Under the leadership of Gunther Blümlein, IWC worked with some of the best watchmakers in the industry to produce innovative complications essentially disrupting the way the industry perceived complications.
Watchmakers like Kurt Klaus, and then junior watchmakers Richard Habring, and the dynamic duo Renaud & Papi would come up with significant patents and movements for the brand. Considering how famed these watchmakers later became, one could say that perhaps the late 80s to 90s was the golden age of IWC.
Klaus envisioned a complicated calendar watch that was easy to produce as it was easy to use. Possibly the last IWC watch to be designed and sketched with pen and paper, pre-CAD era, the perpetual calendar module for the watch was created. It was designed to be adjusted via a single click using the crown, instead of the traditional pin pusher for each date element found in other brands. Klaus’s perpetual calendar module would then be fit on a Valjoux 7750 ebauche.
The Case and Dial
The 3751 is the 10th year anniversary edition commemorating the 3750 launched in 1985. In addition to the perpetual calendar chronograph complication, the 3751 launched in 1995, added a rattrapante designed by Richard Habring. This particular edition is in Platinum and limited to 500 pieces. The watch was designed by Hano Burtscher inspired by Da Vinci’s circular sketches of the harbor fort in Piombino from 1499.
Measuring 39 mm in diameter, the watch is significantly smaller than the modern version at 43mm x 15.5mm. It is however on the thick side with the already thick Valjoux 7750 movement and tall crystal to house the 10 hands.

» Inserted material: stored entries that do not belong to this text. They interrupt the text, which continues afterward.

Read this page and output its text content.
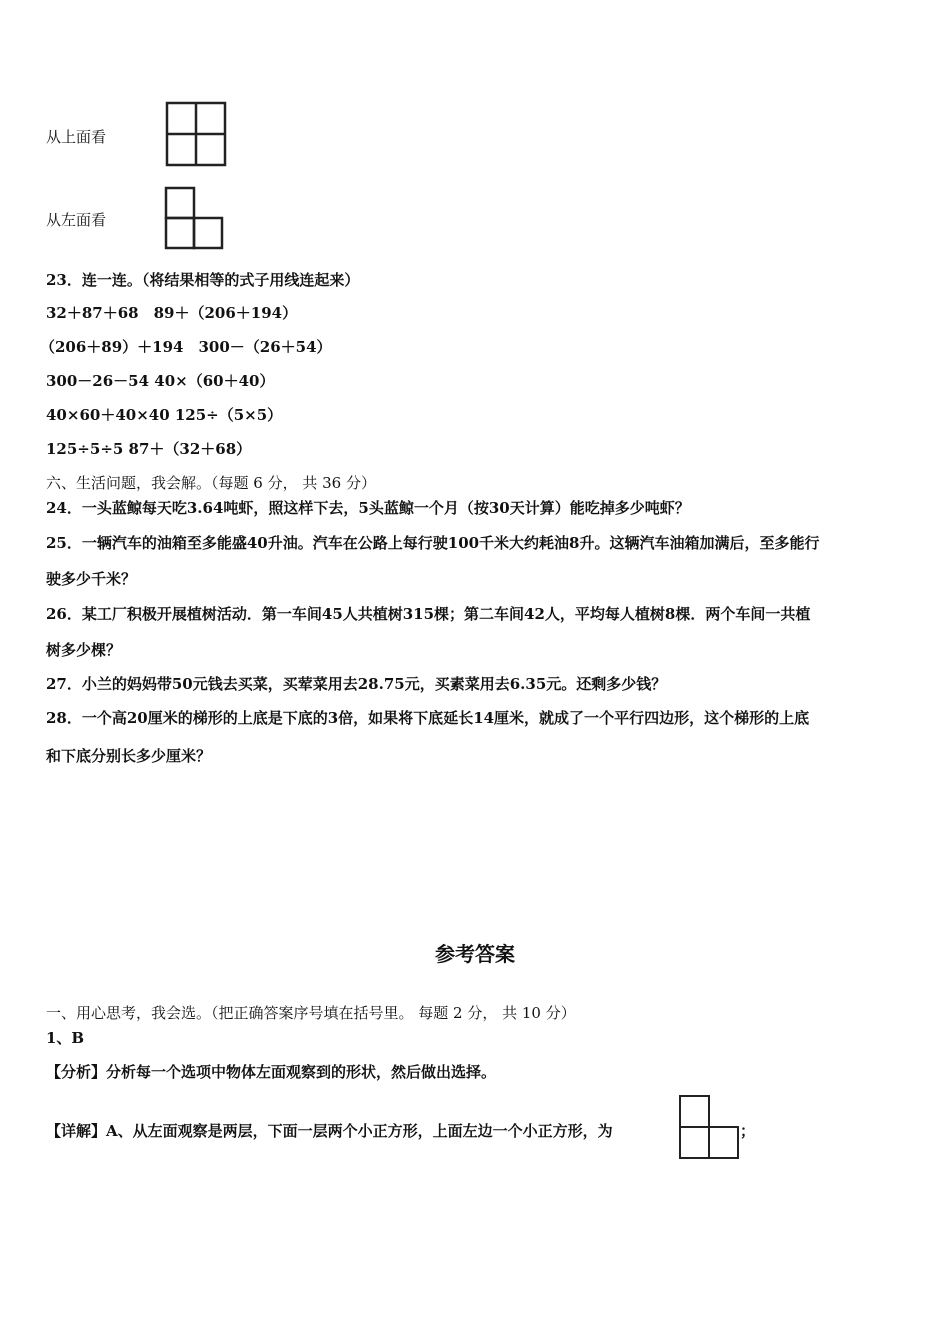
从上面看
从左面看
23．连一连。（将结果相等的式子用线连起来）
32＋87＋68　89＋（206＋194）
（206＋89）＋194　300－（26＋54）
300－26－54 40×（60＋40）
40×60＋40×40 125÷（5×5）
125÷5÷5 87＋（32＋68）
六、生活问题，我会解。（每题 6 分， 共 36 分）
24．一头蓝鲸每天吃3.64吨虾，照这样下去，5头蓝鲸一个月（按30天计算）能吃掉多少吨虾？
25．一辆汽车的油箱至多能盛40升油。汽车在公路上每行驶100千米大约耗油8升。这辆汽车油箱加满后，至多能行
驶多少千米？
26．某工厂积极开展植树活动．第一车间45人共植树315棵；第二车间42人，平均每人植树8棵．两个车间一共植
树多少棵？
27．小兰的妈妈带50元钱去买菜，买荤菜用去28.75元，买素菜用去6.35元。还剩多少钱？
28．一个高20厘米的梯形的上底是下底的3倍，如果将下底延长14厘米，就成了一个平行四边形，这个梯形的上底
和下底分别长多少厘米？
参考答案
一、用心思考，我会选。（把正确答案序号填在括号里。 每题 2 分， 共 10 分）
1、B
【分析】分析每一个选项中物体左面观察到的形状，然后做出选择。
【详解】A、从左面观察是两层，下面一层两个小正方形，上面左边一个小正方形，为	；
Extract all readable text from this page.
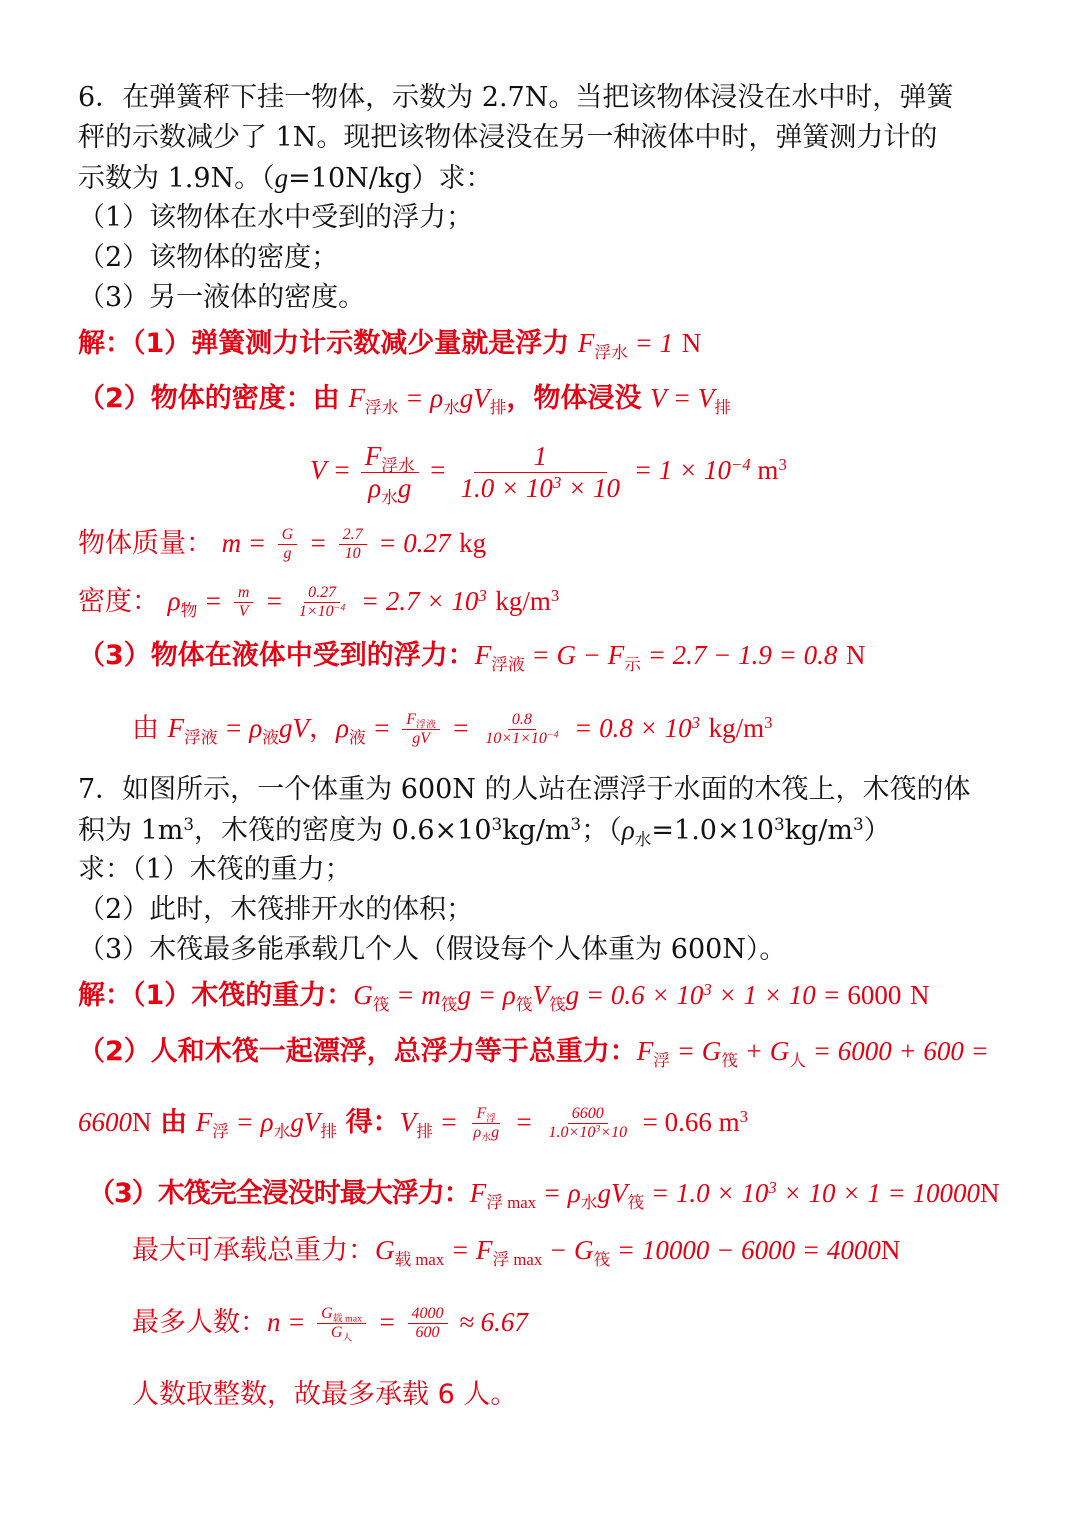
6．在弹簧秤下挂一物体，示数为 2.7N。当把该物体浸没在水中时，弹簧
秤的示数减少了 1N。现把该物体浸没在另一种液体中时，弹簧测力计的
示数为 1.9N。（g=10N/kg）求：
（1）该物体在水中受到的浮力；
（2）该物体的密度；
（3）另一液体的密度。
解：（1）弹簧测力计示数减少量就是浮力 $F_{浮水} = 1$ N
（2）物体的密度：由 $F_{浮水} = \rho_水gV_排$，物体浸没 $V = V_排$
$V = \frac{F_{浮水}}{\rho_水g} = \frac{1}{1.0 \times 10^3 \times 10} = 1 \times 10^{-4}$ $m^3$
物体质量： $m = \frac{G}{g} = \frac{2.7}{10} = 0.27$ kg
密度： $\rho_物 = \frac{m}{V} = \frac{0.27}{1\times 10^{-4}} = 2.7 \times 10^3$ $kg/m^3$
（3）物体在液体中受到的浮力：$F_{浮液} = G - F_示 = 2.7 - 1.9 = 0.8$ N
由 $F_{浮液} = \rho_液gV$，$\rho_液 = \frac{F_{浮液}}{gV} = \frac{0.8}{10\times 1\times 10^{-4}} = 0.8 \times 10^3$ $kg/m^3$
7．如图所示，一个体重为 600N 的人站在漂浮于水面的木筏上，木筏的体
积为 $1m^3$，木筏的密度为 $0.6\times 10^3kg/m^3$；$(\rho_水=1.0\times 10^3kg/m^3)$
求：（1）木筏的重力；
（2）此时，木筏排开水的体积；
（3）木筏最多能承载几个人（假设每个人体重为 600N）。
解：（1）木筏的重力：$G_筏 = m_筏g = \rho_筏V_筏g = 0.6 \times 10^3 \times 1 \times 10 = 6000$ N
（2）人和木筏一起漂浮，总浮力等于总重力：$F_浮 = G_筏 + G_人 = 6000 + 600$ =
6600N 由 $F_浮 = \rho_水gV_排$ 得：$V_排 = \frac{F_浮}{\rho_水g} = \frac{6600}{1.0\times 10^3\times 10} = 0.66$ $m^3$
（3）木筏完全浸没时最大浮力：$F_{浮 max} = \rho_水gV_筏 = 1.0 \times 10^3 \times 10 \times 1 = 10000N$
最大可承载总重力：$G_{载 max} = F_{浮 max} - G_筏 = 10000 - 6000 = 4000N$
最多人数：$n = \frac{G_{载 max}}{G_人} = \frac{4000}{600} \approx 6.67$
人数取整数，故最多承载 6 人。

The dial uses applied indices, mirror polished and tipped with a tritium lume dot. This particular specimen is in excellent condition after a fresh service from the manufacturer. It also features a german dial, with the neo-vintage IWC script.
Heated blue hands are used in contrast to the silver dial. A lapis lazuli moonphase disc is used for its starry night texture.
Understandably, the design of the watch is not for everyone. Some love it and others hate it. In terms of wearability, the watch is unexpectedly comfortable on the wrist. The hinged lugs hug the wrist well, while the sandwich taper design of the caseback and case help ‘reduce’ the case thickness.
Given the industry’s obsession with Rolex and Patek Philippe, excellent pieces like the jubilee 1993 Portuguese IW5441 and the minute repeater 5240 are often neglected. Neo-vintage IWC models represent understated collectibility for the initiated. While they may not be the watches to flip today, they are pieces for those who appreciate watches as a marker of Zeitgeist. For me, its story of innovation and disruptiveness is especially appealing, and the 3751 is a symbol of that. Personally, I love the design, its stopwatch-like quality and art deco influence. But more than that, it houses two patents from Kurt Klaus and Richard Habring. With all that history, technical mastery and rarity, the watch finds a nestling place in my collection.